Wednesday, January 6, 2010

Top Five Benefits of FPGA Technology

  1. Performance
  2. Time to Market
  3. Cost
  4. Reliability
  5. Long-Term Maintenance

  1. Performance – Taking advantage of hardware parallelism, FPGAs exceed the computing power of digital signal processors (DSPs) by breaking the paradigm of sequential execution and accomplishing more per clock cycle. BDTI, a noted analyst and benchmarking firm, released benchmarks showing how FPGAs can deliver many times the processing power per dollar of a DSP solution in some applications.2 Controlling inputs and outputs (I/O) at the hardware level provides faster response times and specialized functionality to closely match application requirements.
  1. Time to market – FPGA technology offers flexibility and rapid prototyping capabilities in the face of increased time-to-market concerns. You can test an idea or concept and verify it in hardware without going through the long fabrication process of custom ASIC design.3 You can then implement incremental changes and iterate on an FPGA design within hours instead of weeks. Commercial off-the-shelf (COTS) hardware is also available with different types of I/O already connected to a user-programmable FPGA chip. The growing availability of high-level software tools decrease the learning curve with layers of abstraction and often include valuable IP cores (prebuilt functions) for advanced control and signal processing.
  1. Cost – The nonrecurring engineering (NRE) expense of custom ASIC design far exceeds that of FPGA-based hardware solutions.

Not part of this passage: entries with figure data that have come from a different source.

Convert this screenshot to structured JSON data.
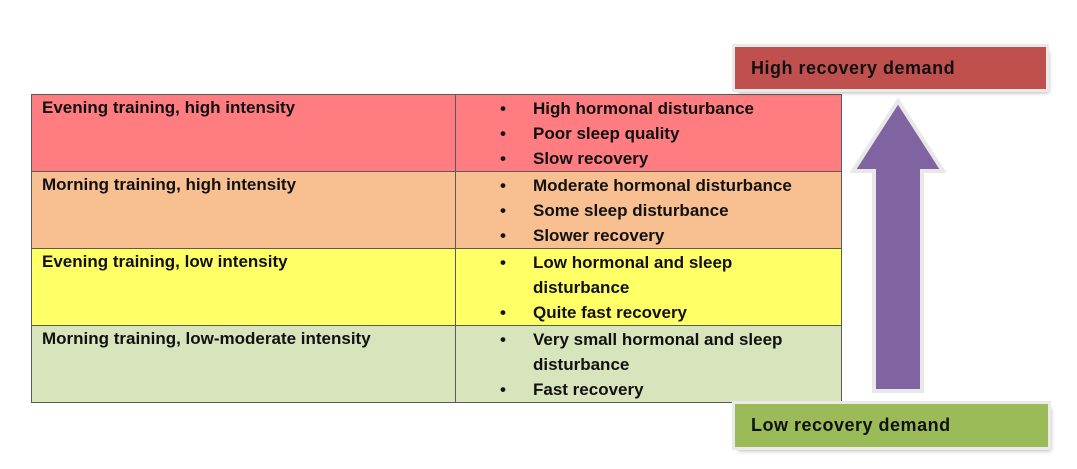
{
  "rows": [
    {
      "condition": "Evening training, high intensity",
      "effects": [
        "High hormonal disturbance",
        "Poor sleep quality",
        "Slow recovery"
      ],
      "color": "#ff7c80"
    },
    {
      "condition": "Morning training, high intensity",
      "effects": [
        "Moderate hormonal disturbance",
        "Some sleep disturbance",
        "Slower recovery"
      ],
      "color": "#f8bf90"
    },
    {
      "condition": "Evening training, low intensity",
      "effects": [
        "Low hormonal and sleep disturbance",
        "Quite fast recovery"
      ],
      "color": "#ffff66"
    },
    {
      "condition": "Morning training, low-moderate intensity",
      "effects": [
        "Very small hormonal and sleep disturbance",
        "Fast recovery"
      ],
      "color": "#d8e4bc"
    }
  ],
  "bullet": "•",
  "high_label": {
    "text": "High recovery demand",
    "color": "#c0504d"
  },
  "low_label": {
    "text": "Low recovery demand",
    "color": "#9bbb59"
  },
  "arrow": {
    "icon": "up-arrow-icon",
    "color": "#8064a2"
  }
}
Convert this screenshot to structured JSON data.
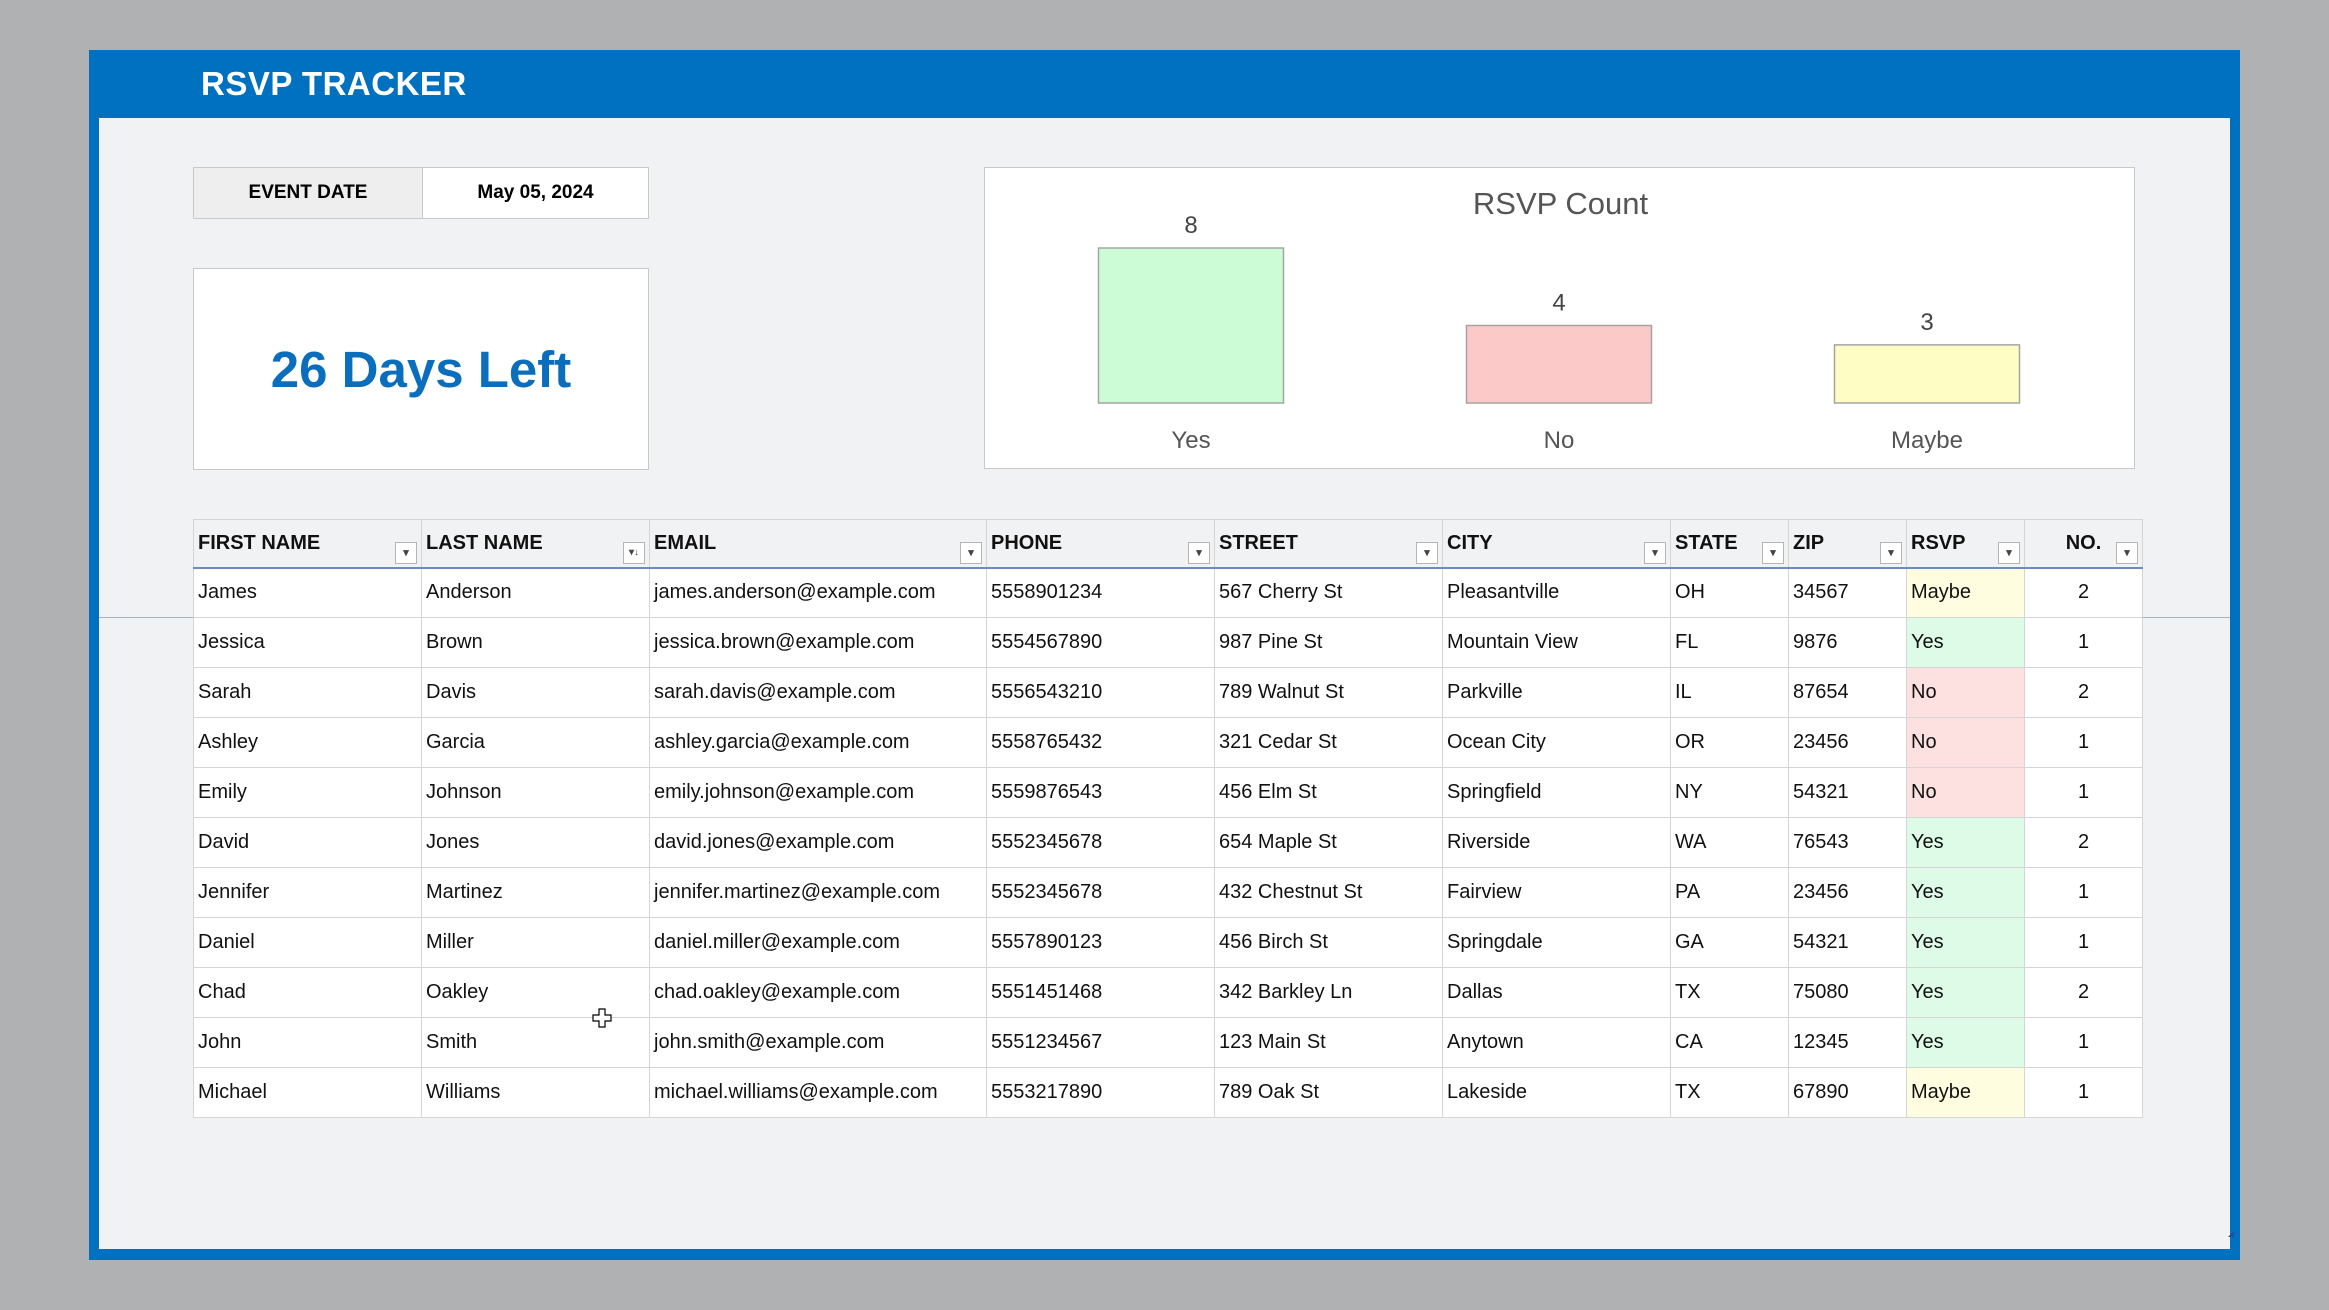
{
  "app": {
    "title": "RSVP TRACKER"
  },
  "event": {
    "date_label": "EVENT DATE",
    "date_value": "May 05, 2024",
    "days_left": "26 Days Left"
  },
  "colors": {
    "title_bar": "#0070c0",
    "days_left_text": "#0a6ebd",
    "yes": "#ccfcd6",
    "no": "#fcc9c9",
    "maybe": "#fdfdc4"
  },
  "chart_data": {
    "type": "bar",
    "title": "RSVP Count",
    "categories": [
      "Yes",
      "No",
      "Maybe"
    ],
    "values": [
      8,
      4,
      3
    ],
    "data_labels": [
      "8",
      "4",
      "3"
    ],
    "colors": [
      "#ccfcd6",
      "#fcc9c9",
      "#fdfdc4"
    ],
    "grid": false,
    "legend": "none"
  },
  "table": {
    "headers": [
      "FIRST NAME",
      "LAST NAME",
      "EMAIL",
      "PHONE",
      "STREET",
      "CITY",
      "STATE",
      "ZIP",
      "RSVP",
      "NO."
    ],
    "rows": [
      [
        "James",
        "Anderson",
        "james.anderson@example.com",
        "5558901234",
        "567 Cherry St",
        "Pleasantville",
        "OH",
        "34567",
        "Maybe",
        "2"
      ],
      [
        "Jessica",
        "Brown",
        "jessica.brown@example.com",
        "5554567890",
        "987 Pine St",
        "Mountain View",
        "FL",
        "9876",
        "Yes",
        "1"
      ],
      [
        "Sarah",
        "Davis",
        "sarah.davis@example.com",
        "5556543210",
        "789 Walnut St",
        "Parkville",
        "IL",
        "87654",
        "No",
        "2"
      ],
      [
        "Ashley",
        "Garcia",
        "ashley.garcia@example.com",
        "5558765432",
        "321 Cedar St",
        "Ocean City",
        "OR",
        "23456",
        "No",
        "1"
      ],
      [
        "Emily",
        "Johnson",
        "emily.johnson@example.com",
        "5559876543",
        "456 Elm St",
        "Springfield",
        "NY",
        "54321",
        "No",
        "1"
      ],
      [
        "David",
        "Jones",
        "david.jones@example.com",
        "5552345678",
        "654 Maple St",
        "Riverside",
        "WA",
        "76543",
        "Yes",
        "2"
      ],
      [
        "Jennifer",
        "Martinez",
        "jennifer.martinez@example.com",
        "5552345678",
        "432 Chestnut St",
        "Fairview",
        "PA",
        "23456",
        "Yes",
        "1"
      ],
      [
        "Daniel",
        "Miller",
        "daniel.miller@example.com",
        "5557890123",
        "456 Birch St",
        "Springdale",
        "GA",
        "54321",
        "Yes",
        "1"
      ],
      [
        "Chad",
        "Oakley",
        "chad.oakley@example.com",
        "5551451468",
        "342 Barkley Ln",
        "Dallas",
        "TX",
        "75080",
        "Yes",
        "2"
      ],
      [
        "John",
        "Smith",
        "john.smith@example.com",
        "5551234567",
        "123 Main St",
        "Anytown",
        "CA",
        "12345",
        "Yes",
        "1"
      ],
      [
        "Michael",
        "Williams",
        "michael.williams@example.com",
        "5553217890",
        "789 Oak St",
        "Lakeside",
        "TX",
        "67890",
        "Maybe",
        "1"
      ]
    ],
    "sorted_column": "LAST NAME",
    "filter_icon": "dropdown-arrow-icon",
    "sorted_icon": "sort-filter-icon"
  }
}
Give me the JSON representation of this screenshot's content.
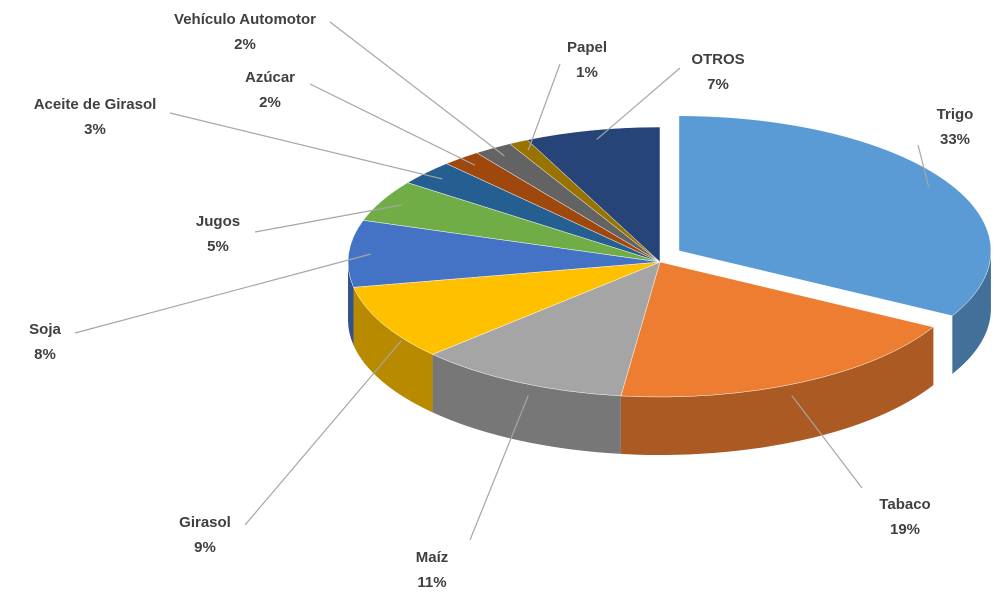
{
  "chart_data": {
    "type": "pie",
    "categories": [
      "Trigo",
      "Tabaco",
      "Maíz",
      "Girasol",
      "Soja",
      "Jugos",
      "Aceite de Girasol",
      "Azúcar",
      "Vehículo Automotor",
      "Papel",
      "OTROS"
    ],
    "values": [
      33,
      19,
      11,
      9,
      8,
      5,
      3,
      2,
      2,
      1,
      7
    ],
    "value_labels": [
      "33%",
      "19%",
      "11%",
      "9%",
      "8%",
      "5%",
      "3%",
      "2%",
      "2%",
      "1%",
      "7%"
    ],
    "colors": [
      "#5b9bd5",
      "#ed7d31",
      "#a5a5a5",
      "#ffc000",
      "#4472c4",
      "#70ad47",
      "#255e91",
      "#9e480e",
      "#636363",
      "#997300",
      "#264478"
    ]
  }
}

The large initial investment in ASICs is easy to justify for OEMs shipping thousands of chips per year, but many end users need custom hardware functionality for the tens to hundreds of systems in development. The very nature of programmable silicon means that there is no cost for fabrication or long lead times for assembly. As system requirements often change over time, the cost of making incremental changes to FPGA designs are quite negligible when compared to the large expense of respinning an ASIC.
  1. Reliability – While software tools provide the programming environment, FPGA circuitry is truly a “hard” implementation of program execution. Processor-based systems often involve several layers of abstraction to help schedule tasks and share resources among multiple processes. The driver layer controls hardware resources and the operating system manages memory and processor bandwidth. For any given processor core, only one instruction can execute at a time, and processor-based systems are continually at risk of time-critical tasks pre-empting one another. FPGAs, which do not use operating systems, minimize reliability concerns with true parallel execution and deterministic hardware dedicated to every task.
  1. Long-term maintenance – As mentioned earlier, FPGA chips are field-upgradable and do not require the time and expense involved with ASIC redesign. Digital communication protocols, for example, have specifications that can change over time, and ASIC-based interfaces may cause maintenance and forward compatibility challenges. Being reconfigurable, FPGA chips are able to keep up with future modifications that might be necessary. As a product or system matures, you can make functional enhancements without spending time redesigning hardware or modifying the board layout.